Sam McAfee – Product idea – How to know when product idea is a good one or is time to bail out.

Marzena Kmiecik: How do you know when a product idea is a good one? how do you determine that, and how do you know when it’s time to bail out?

It’s an interesting question, and I think that there isn’t really a one size fits all. I think that certainly, many of the examples I’ve seen, there’s a founder and an entrepreneur that’s solving a problem that they have. What’s interesting about that is that you might have the problem, but it doesn’t necessarily mean that other people do, or that they’re willing to pay for a solution to that. So that’s one thing to keep in mind. Just keep going.

If it’s a problem that you actually have, and you’re inventing a solution for yourself, that’s very common. We hear that a lot with technology companies. Chances are, there are probably other people that have that problem too. And so the first thing you need to do before you build your grand solution is to go and find out if there are people out there that have this problem. And those are really the main startup techniques. The techniques from Steve Blank’s book and Eric Ries’ material, all deal with the question of how do you get out of the building and go find prospective customers before you even start building anything?

So that’s one school of thought, there is a solution to the problem that you have. But there’s also another school of thought that is equally interesting, is that entrepreneurship, particularly in product development, they’re very energetic, creative, passionate, with activities, and it’s definitely possible that the right chemistry and a group of people will find really good problems to solve. So what’s interesting is when I see people starting companies, and they get their friends together or a killer team of people they want to work with forever.


It’s like, you know, Tim and I have been at lots of different companies and we’ve known each other forever, but we never really had that chance to work together, but we know it’s going to be great. And then we finally have an opportunity to actually build something together. We may not even know what our first problem we’re going to tackle is. But if you have the right chemistry, you can really approach lots of different areas.
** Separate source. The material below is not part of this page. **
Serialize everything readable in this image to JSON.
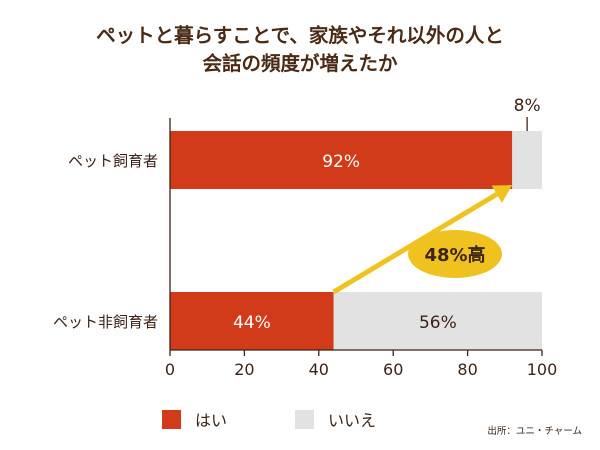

It’s interesting because I think that the genesis of many successful companies isn’t necessarily a specific problem or solution, but more taking a pool of talent and looking around for appropriate problems in the world that a team of people could really handle and crush it with some great solution.

Marzena Kmiecik: So how do you feel about innovation, actually coming out with the fun ideas?

Sure. Well, innovation is one of those really sort of elusive concepts, right? There’s definitely a school of thought. There’s a guy named David Snowden who is a cognitive scientist, who talks a lot about complexity theory. One of the things he actually pushes organizations to do is to flirt with introducing little bits of chaos into their otherwise very structured company environments.

Because sort of controlled chaos can bring about innovations. Break a few eggs, mix things up, see what emerges. So innovation is very much about being able to look at, have sort of lots of things flowing around and let things happen and kind of watch where the value goes and see what comes out. It’s very exploratory, and in itself is a very creative process. I don’t think there’s really a formula for creating innovation, but it’s definitely like you can create environments with people and process or, I wouldn’t say lack of process, but the right kinds of loose processes to encourage more innovation. Or like, when something innovative happens, you’ll recognize that and be able to foster that and help scale it.